Goal: Lurnet's product-level memory layer becomes a measurable advantage. Narrative recommendations improve conversion over baseline.

Deliverables:

  • Per-product narrative variant tracking with conversion attribution.
  • A/B testing UI for landing-page headlines, hero copy, and outbound snippets.
  • Narrative recommendations such as "Variant B converts better; promote as default?"
  • Cross-product portfolio insights.
  • Cohort comparisons.
  • Narrative health scoring: claim risk, vagueness, and freshness.

Success criteria:

  • At least two customers show measurable conversion improvement from recommendations.
  • Customers cite the learning loop as a renewal or expansion driver.
  • Learning-loop features are used monthly by most active customers.

Dependencies:

  • Phase 3 exit gate met.
  • Enough traffic and lead volume for useful comparisons.
  • Per-product attribution works reliably.

Gating decisions at exit:

  • Which low-risk autonomous capabilities are worth introducing?
  • Should benchmark data become a paid product?

Key risks:

  • Low-volume products do not reach statistical significance. Mitigation: focus on high-volume products first and aggregate patterns across the portfolio.
  • Recommendations feel weak if evidence is thin. Mitigation: only show recommendations when sample size and confidence are sufficient.

Phase 5: Scale

Goal: Lurnet becomes a repeatable commercial platform with self-serve onboarding, channel leverage, vertical playbooks, and enterprise readiness.

Deliverables:

  • Multi-tenant self-serve onboarding.
  • Marketplace and PIM connectors where customers already maintain catalog data.
  • Vertical playbooks for DevTools, AI platforms, security, and vertical SaaS.
  • Channel partner program for agencies and consultants.
  • Cross-product portfolio analytics for executive buyers.
  • Bidirectional CRM sync.
  • SCIM provisioning, advanced RBAC, and SOC 2 Type 2.
  • Scoped per-product autonomous agents for low-risk classes such as ad-copy variants and ICP refinement.
  • Multilingual generation.

Success criteria:

  • Retention and expansion justify a larger GTM team.
  • At least one channel partner sources real pipeline.
  • Self-serve onboarding works for simple catalogs.
  • Enterprise security posture supports larger contracts.

Dependencies:

  • Phase 4 exit gate met.
  • Revenue, marketing, product, and operations leadership in place.
  • Funding or revenue to support team expansion.

Cross-phase principles

  • Validation gates are sacred.
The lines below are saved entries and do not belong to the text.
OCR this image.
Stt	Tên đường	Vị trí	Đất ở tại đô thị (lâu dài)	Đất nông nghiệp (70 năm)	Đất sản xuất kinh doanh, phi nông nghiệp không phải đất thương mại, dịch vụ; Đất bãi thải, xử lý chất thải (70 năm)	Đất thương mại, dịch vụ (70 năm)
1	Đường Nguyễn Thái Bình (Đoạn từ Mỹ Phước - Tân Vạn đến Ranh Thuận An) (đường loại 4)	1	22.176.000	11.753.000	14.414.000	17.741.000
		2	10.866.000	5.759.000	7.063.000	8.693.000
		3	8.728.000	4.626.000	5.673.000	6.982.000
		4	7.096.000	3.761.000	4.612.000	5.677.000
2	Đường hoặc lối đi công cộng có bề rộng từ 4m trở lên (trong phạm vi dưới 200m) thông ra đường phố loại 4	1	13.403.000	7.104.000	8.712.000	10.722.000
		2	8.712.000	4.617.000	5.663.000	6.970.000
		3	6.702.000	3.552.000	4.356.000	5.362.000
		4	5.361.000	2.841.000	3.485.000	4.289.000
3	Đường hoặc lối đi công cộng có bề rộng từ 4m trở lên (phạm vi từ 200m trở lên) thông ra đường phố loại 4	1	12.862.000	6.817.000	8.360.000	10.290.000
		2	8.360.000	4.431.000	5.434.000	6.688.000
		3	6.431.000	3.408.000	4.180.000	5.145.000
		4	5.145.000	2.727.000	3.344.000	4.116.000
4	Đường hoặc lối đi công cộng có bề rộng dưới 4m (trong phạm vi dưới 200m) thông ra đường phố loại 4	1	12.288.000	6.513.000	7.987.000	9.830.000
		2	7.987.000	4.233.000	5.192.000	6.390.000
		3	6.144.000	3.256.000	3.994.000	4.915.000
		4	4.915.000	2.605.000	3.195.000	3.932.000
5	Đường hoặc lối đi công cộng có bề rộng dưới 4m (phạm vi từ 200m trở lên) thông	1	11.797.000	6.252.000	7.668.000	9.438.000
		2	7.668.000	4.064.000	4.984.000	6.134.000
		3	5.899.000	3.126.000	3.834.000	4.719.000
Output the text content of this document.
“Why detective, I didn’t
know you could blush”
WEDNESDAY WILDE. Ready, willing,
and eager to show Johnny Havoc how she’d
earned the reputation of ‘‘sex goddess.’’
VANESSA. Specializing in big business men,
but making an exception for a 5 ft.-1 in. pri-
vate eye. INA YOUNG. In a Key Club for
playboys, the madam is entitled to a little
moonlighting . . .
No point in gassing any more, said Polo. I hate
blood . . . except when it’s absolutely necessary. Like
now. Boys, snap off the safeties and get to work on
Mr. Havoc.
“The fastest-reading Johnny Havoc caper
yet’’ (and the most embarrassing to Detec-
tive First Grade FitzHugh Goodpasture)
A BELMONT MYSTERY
Do not start the next phase without meeting the current phase's exit gate. Slippage is preferable to building on unvalidated ground.
  • Cut scope, not quality. Each phase has must-have and nice-to-have features; cut nice-to-have first when timelines compress.
  • Dogfood from day one. Every Lurnet feature should be testable on Lurnet's own positioning variants before customer release.
  • Approval gates are non-negotiable. Every customer-facing claim Lurnet generates ships through human review until low-risk autonomy is backed by evidence.
  • Per-product attribution is foundational. Build the data model right in Phase 1 and Phase 2; the learning loop depends on it.